What will happen to real estate during inflation?
As an asset class, real estate has consistently outperformed the stock market and other investments for the past two decades. That’s largely because, as an inflation-hedge, real estate has proven to be a much more compelling investment than stocks, bonds, and other traditional assets.
In contrast, stocks and bonds tend to lose value when inflation goes up. That’s because the companies that issue stocks and bonds generally don’t increase their dividends and interest payments to keep pace with inflation. As a result, the real value of these investments goes down over time.
How does real estate protect from inflation?
Real estate is a physical asset not subject to the stock market's volatility. Over time, the value of real estate generally increases as a result of inflation. This tendency makes real estate a good investment for those looking to protect their wealth from the effects of inflation. There are several reasons why real estate offers protection from inflation.
Rental Incomes Tend to Grow With Inflation
Real estate generates income in the form of rent. This steady cash flow can provide a hedge against inflation, as the rent payments will increase along with the cost of living. For example, if the cost of groceries goes up by 10%, the rent on a property will also increase by 10%.
As the cost of living increases, so do the prices of goods and services, including the cost of rent. When inflation is low, rents tend to increase at a slower pace, and when inflation is high, rents go up at a faster clip.
Another reason rental incomes grow with inflation is that wages also tend to increase along with the cost of living. When tenants get paid more, they have more money to spend on rent. And when there is more demand for rental units, landlords can charge higher prices.
Of course, other factors can affect rental prices, such as the economy's state and housing availability. But in general, inflation is one of the main drivers of rising rents.
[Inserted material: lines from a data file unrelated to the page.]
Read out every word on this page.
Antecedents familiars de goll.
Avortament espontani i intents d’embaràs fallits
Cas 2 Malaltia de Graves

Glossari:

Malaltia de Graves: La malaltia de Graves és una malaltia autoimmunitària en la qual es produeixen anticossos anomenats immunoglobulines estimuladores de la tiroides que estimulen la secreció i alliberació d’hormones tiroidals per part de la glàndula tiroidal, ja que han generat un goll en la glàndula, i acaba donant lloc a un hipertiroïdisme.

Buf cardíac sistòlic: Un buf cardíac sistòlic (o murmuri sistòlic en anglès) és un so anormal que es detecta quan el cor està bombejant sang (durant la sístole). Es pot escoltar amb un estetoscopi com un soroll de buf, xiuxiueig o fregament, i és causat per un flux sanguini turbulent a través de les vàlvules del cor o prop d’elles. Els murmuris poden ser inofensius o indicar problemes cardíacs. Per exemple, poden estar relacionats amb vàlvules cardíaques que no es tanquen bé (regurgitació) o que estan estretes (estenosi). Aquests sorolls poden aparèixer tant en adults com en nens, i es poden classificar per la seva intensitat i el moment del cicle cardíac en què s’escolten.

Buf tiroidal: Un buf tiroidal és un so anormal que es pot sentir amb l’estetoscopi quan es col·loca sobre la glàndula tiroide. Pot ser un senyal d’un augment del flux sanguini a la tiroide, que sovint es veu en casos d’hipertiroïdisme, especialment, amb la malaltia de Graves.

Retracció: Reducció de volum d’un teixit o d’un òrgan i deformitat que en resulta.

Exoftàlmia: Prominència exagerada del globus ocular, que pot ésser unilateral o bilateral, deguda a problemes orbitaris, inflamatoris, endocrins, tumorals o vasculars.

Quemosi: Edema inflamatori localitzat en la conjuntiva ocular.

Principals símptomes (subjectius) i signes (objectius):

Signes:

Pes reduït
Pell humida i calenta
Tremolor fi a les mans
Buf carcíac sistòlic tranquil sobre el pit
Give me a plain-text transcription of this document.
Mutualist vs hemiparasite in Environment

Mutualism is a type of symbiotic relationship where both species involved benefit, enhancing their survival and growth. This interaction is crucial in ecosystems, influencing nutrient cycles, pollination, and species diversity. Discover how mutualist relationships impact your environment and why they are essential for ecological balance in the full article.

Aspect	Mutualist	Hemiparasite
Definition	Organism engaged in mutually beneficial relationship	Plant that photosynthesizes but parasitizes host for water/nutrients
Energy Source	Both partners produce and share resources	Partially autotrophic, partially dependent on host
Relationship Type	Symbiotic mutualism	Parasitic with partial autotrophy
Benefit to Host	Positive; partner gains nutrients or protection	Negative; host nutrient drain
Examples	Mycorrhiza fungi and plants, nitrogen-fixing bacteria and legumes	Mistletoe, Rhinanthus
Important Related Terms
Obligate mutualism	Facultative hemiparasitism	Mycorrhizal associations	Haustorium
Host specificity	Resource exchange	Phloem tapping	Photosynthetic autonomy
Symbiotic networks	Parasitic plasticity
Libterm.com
Landlords and Property Investors Tend to Have Fixed Costs
The costs of maintaining and operating real estate tend to be relatively fixed, which means real estate assets are not as impacted by inflation. For instance, say you have a 30-year fixed-rate mortgage at 3.5% that you got in 2020. Since you have a fixed rate, your mortgage payment is going to remain the same for the next 30-odd years unless you refinance.
Commercial property leases often operate in a similar manner, with leases that can last multiple decades. Additionally, in the case of single, double, and triple net leases, landlords can pass on variable costs- like electricity or maintenance- to tenants, further insulating real estate owners from inflation’s deleterious effects on their bottom line.
Real Estate Tends to Appreciate Over Time
It's no secret that real estate tends to appreciate over time. While there are many factors that contribute to this, one of the most important is simple supply and demand. As the population grows and more people are looking for a place to call home, the demand for housing increases. This, in turn, drives up prices and causes real estate to appreciate.
Inflation is also a key factor in why real estate tends to appreciate at a faster rate than other investments, such as stocks and bonds. This is because, as the cost of living goes up, the value of money goes down. This means that, over time, a dollar will buy less and less. But, since real estate is a physical asset, its value is not affected by inflation in the same way that the value of stocks and bonds is.
Of course, there are other factors that contribute to real estate appreciation, such as population growth, economic growth, and interest rates. But, inflation is one of the most important drivers of real estate values over the long term.